Du 19 septembre 1964, date de sa nomination dans le Val-de-Marne, jusqu’à son départ en avril 1967 au cabinet d’Oliver Guichard, ministre de l’Industrie, Paul Camous s’est attaché avec passion à mettre en place l’administration préfectorale et à administrer le département. Parmi ses premières responsabilités, l’urbanisme et l’habitat sont aux avant-postes. Confronté à la plaie saignante des bidonvilles, Paul Camous a été le premier préfet de la région parisienne à faire appliquer, sur le territoire de Champigny-sur-Marne où vivaient plus de 10 000 Portugais, la loi Debré sur la résorption des bidonvilles.

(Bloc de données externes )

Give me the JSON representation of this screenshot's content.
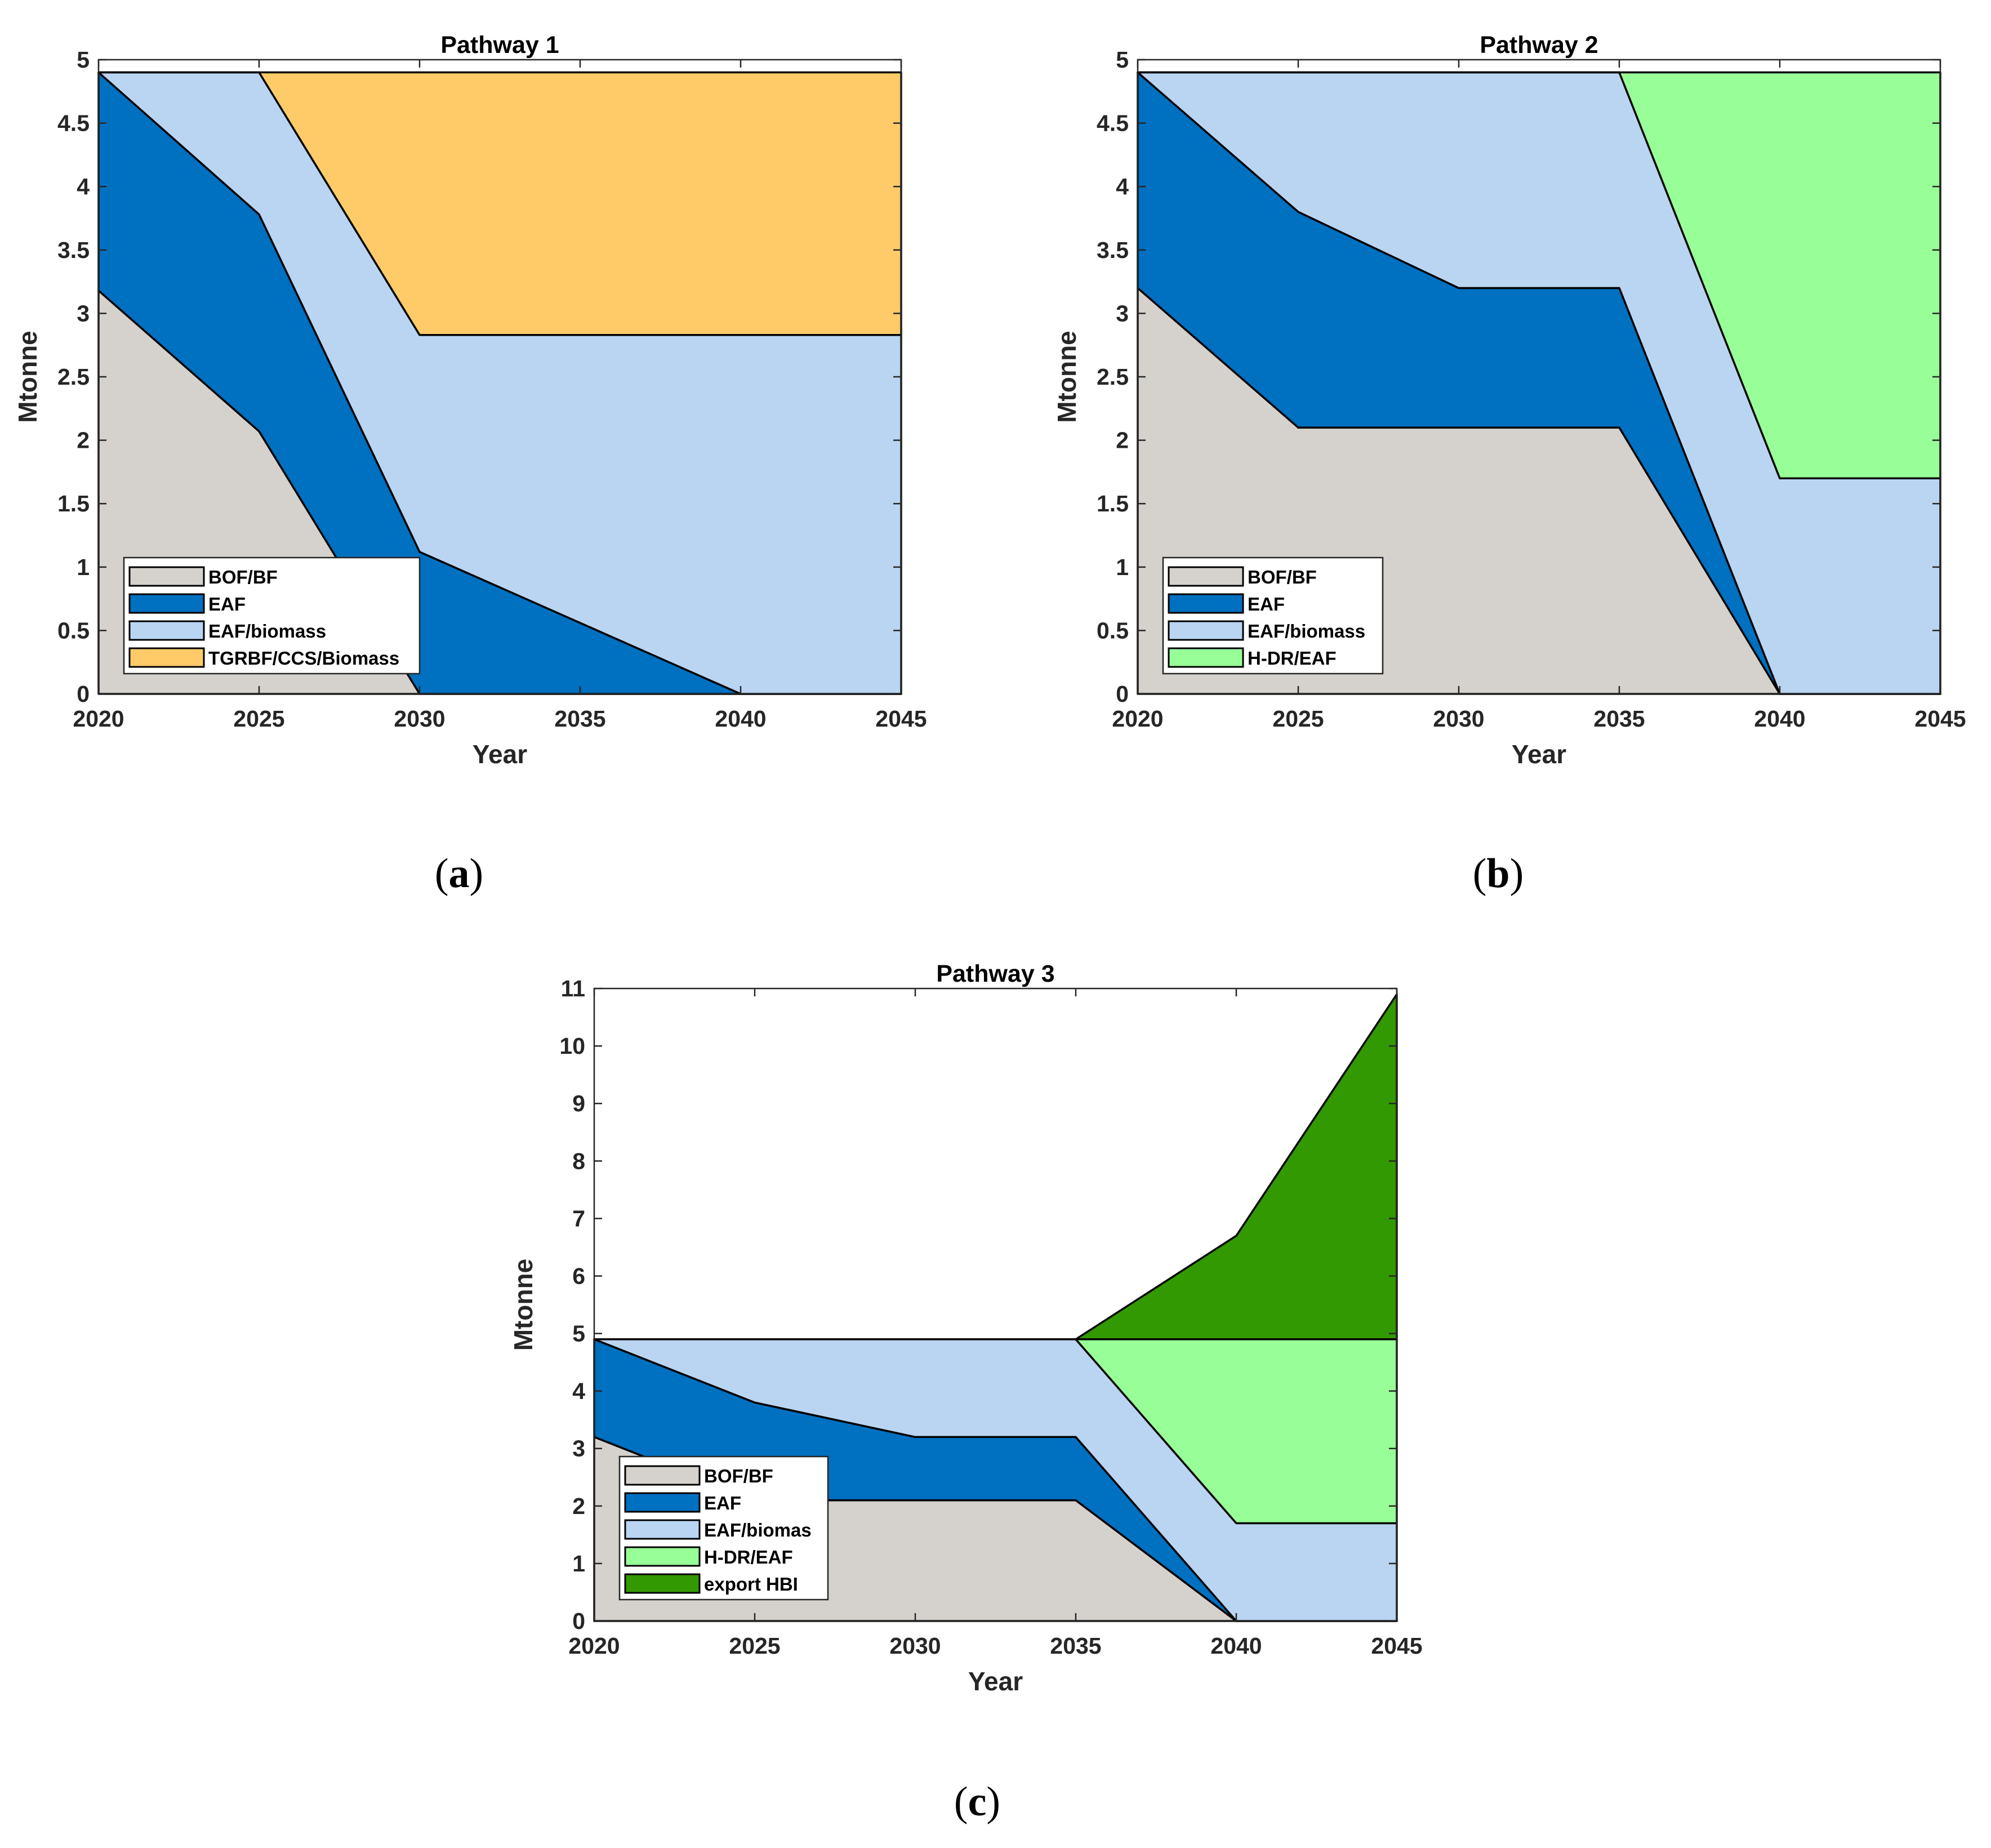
{
  "colors": {
    "BOF/BF": "#d5d1cc",
    "EAF": "#0070c0",
    "EAF/biomass": "#bad5f2",
    "TGRBF/CCS/Biomass": "#ffcb69",
    "H-DR/EAF": "#98ff98",
    "export HBI": "#339900"
  },
  "chart_data": [
    {
      "type": "area",
      "stacked": true,
      "title": "Pathway 1",
      "caption": "a",
      "xlabel": "Year",
      "ylabel": "Mtonne",
      "x": [
        2020,
        2025,
        2030,
        2035,
        2040,
        2045
      ],
      "xlim": [
        2020,
        2045
      ],
      "ylim": [
        0,
        5
      ],
      "yticks": [
        0,
        0.5,
        1,
        1.5,
        2,
        2.5,
        3,
        3.5,
        4,
        4.5,
        5
      ],
      "ytick_labels": [
        "0",
        "0.5",
        "1",
        "1.5",
        "2",
        "2.5",
        "3",
        "3.5",
        "4",
        "4.5",
        "5"
      ],
      "legend_position": "bottom-left",
      "series": [
        {
          "name": "BOF/BF",
          "values": [
            3.18,
            2.07,
            0,
            0,
            0,
            0
          ]
        },
        {
          "name": "EAF",
          "values": [
            1.72,
            1.71,
            1.12,
            0.56,
            0,
            0
          ]
        },
        {
          "name": "EAF/biomass",
          "values": [
            0,
            1.12,
            1.71,
            2.27,
            2.83,
            2.83
          ]
        },
        {
          "name": "TGRBF/CCS/Biomass",
          "values": [
            0,
            0,
            2.07,
            2.07,
            2.07,
            2.07
          ]
        }
      ]
    },
    {
      "type": "area",
      "stacked": true,
      "title": "Pathway 2",
      "caption": "b",
      "xlabel": "Year",
      "ylabel": "Mtonne",
      "x": [
        2020,
        2025,
        2030,
        2035,
        2040,
        2045
      ],
      "xlim": [
        2020,
        2045
      ],
      "ylim": [
        0,
        5
      ],
      "yticks": [
        0,
        0.5,
        1,
        1.5,
        2,
        2.5,
        3,
        3.5,
        4,
        4.5,
        5
      ],
      "ytick_labels": [
        "0",
        "0.5",
        "1",
        "1.5",
        "2",
        "2.5",
        "3",
        "3.5",
        "4",
        "4.5",
        "5"
      ],
      "legend_position": "bottom-left",
      "series": [
        {
          "name": "BOF/BF",
          "values": [
            3.2,
            2.1,
            2.1,
            2.1,
            0,
            0
          ]
        },
        {
          "name": "EAF",
          "values": [
            1.7,
            1.7,
            1.1,
            1.1,
            0,
            0
          ]
        },
        {
          "name": "EAF/biomass",
          "values": [
            0,
            1.1,
            1.7,
            1.7,
            1.7,
            1.7
          ]
        },
        {
          "name": "H-DR/EAF",
          "values": [
            0,
            0,
            0,
            0,
            3.2,
            3.2
          ]
        }
      ]
    },
    {
      "type": "area",
      "stacked": true,
      "title": "Pathway 3",
      "caption": "c",
      "xlabel": "Year",
      "ylabel": "Mtonne",
      "x": [
        2020,
        2025,
        2030,
        2035,
        2040,
        2045
      ],
      "xlim": [
        2020,
        2045
      ],
      "ylim": [
        0,
        11
      ],
      "yticks": [
        0,
        1,
        2,
        3,
        4,
        5,
        6,
        7,
        8,
        9,
        10,
        11
      ],
      "ytick_labels": [
        "0",
        "1",
        "2",
        "3",
        "4",
        "5",
        "6",
        "7",
        "8",
        "9",
        "10",
        "11"
      ],
      "legend_position": "bottom-left",
      "series": [
        {
          "name": "BOF/BF",
          "values": [
            3.2,
            2.1,
            2.1,
            2.1,
            0,
            0
          ]
        },
        {
          "name": "EAF",
          "values": [
            1.7,
            1.7,
            1.1,
            1.1,
            0,
            0
          ]
        },
        {
          "name": "EAF/biomas",
          "color_key": "EAF/biomass",
          "values": [
            0,
            1.1,
            1.7,
            1.7,
            1.7,
            1.7
          ]
        },
        {
          "name": "H-DR/EAF",
          "values": [
            0,
            0,
            0,
            0,
            3.2,
            3.2
          ]
        },
        {
          "name": "export HBI",
          "values": [
            0,
            0,
            0,
            0,
            1.8,
            6.0
          ]
        }
      ]
    }
  ]
}
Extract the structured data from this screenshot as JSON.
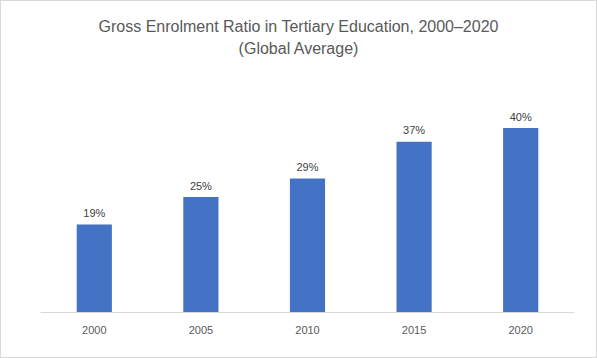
{
  "chart_data": {
    "type": "bar",
    "title": "Gross Enrolment Ratio in Tertiary Education, 2000–2020",
    "subtitle": "(Global Average)",
    "categories": [
      "2000",
      "2005",
      "2010",
      "2015",
      "2020"
    ],
    "values": [
      19,
      25,
      29,
      37,
      40
    ],
    "value_labels": [
      "19%",
      "25%",
      "29%",
      "37%",
      "40%"
    ],
    "color": "#4472c4",
    "ylim": [
      0,
      45
    ],
    "yticks": [
      0,
      5,
      10,
      15,
      20,
      25,
      30,
      35,
      40,
      45
    ],
    "grid": false,
    "data_labels": true,
    "tick_labels": "x"
  }
}
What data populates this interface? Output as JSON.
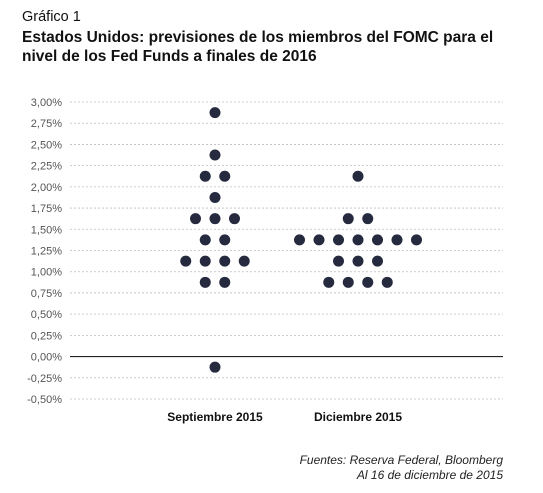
{
  "header": {
    "figure_label": "Gráfico 1",
    "title": "Estados Unidos: previsiones de los miembros del FOMC para el nivel de los Fed Funds a finales de 2016"
  },
  "source": {
    "line1": "Fuentes: Reserva Federal, Bloomberg",
    "line2": "Al 16 de diciembre de 2015"
  },
  "chart_data": {
    "type": "scatter",
    "categories": [
      "Septiembre 2015",
      "Diciembre 2015"
    ],
    "y_ticks": [
      "3,00%",
      "2,75%",
      "2,50%",
      "2,25%",
      "2,00%",
      "1,75%",
      "1,50%",
      "1,25%",
      "1,00%",
      "0,75%",
      "0,50%",
      "0,25%",
      "0,00%",
      "-0,25%",
      "-0,50%"
    ],
    "y_tick_values": [
      3.0,
      2.75,
      2.5,
      2.25,
      2.0,
      1.75,
      1.5,
      1.25,
      1.0,
      0.75,
      0.5,
      0.25,
      0.0,
      -0.25,
      -0.5
    ],
    "ylim": [
      -0.5,
      3.0
    ],
    "grid": true,
    "dot_color": "#252a3f",
    "series": [
      {
        "values": [
          {
            "y": 2.875,
            "count": 1
          },
          {
            "y": 2.375,
            "count": 1
          },
          {
            "y": 2.125,
            "count": 2
          },
          {
            "y": 1.875,
            "count": 1
          },
          {
            "y": 1.625,
            "count": 3
          },
          {
            "y": 1.375,
            "count": 2
          },
          {
            "y": 1.125,
            "count": 4
          },
          {
            "y": 0.875,
            "count": 2
          },
          {
            "y": -0.125,
            "count": 1
          }
        ]
      },
      {
        "values": [
          {
            "y": 2.125,
            "count": 1
          },
          {
            "y": 1.625,
            "count": 2
          },
          {
            "y": 1.375,
            "count": 7
          },
          {
            "y": 1.125,
            "count": 3
          },
          {
            "y": 0.875,
            "count": 4
          }
        ]
      }
    ]
  }
}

À Créteil, chef-lieu du nouveau département, il a préfiguré avec l’architecte Daniel Badani le chantier de construction d’une préfecture monumentale destinée à regrouper dans un même édifice les services de la préfecture, du conseil général et une partie des services extérieurs de l’État, intégrée dans un vaste projet d’aménagement de la ville.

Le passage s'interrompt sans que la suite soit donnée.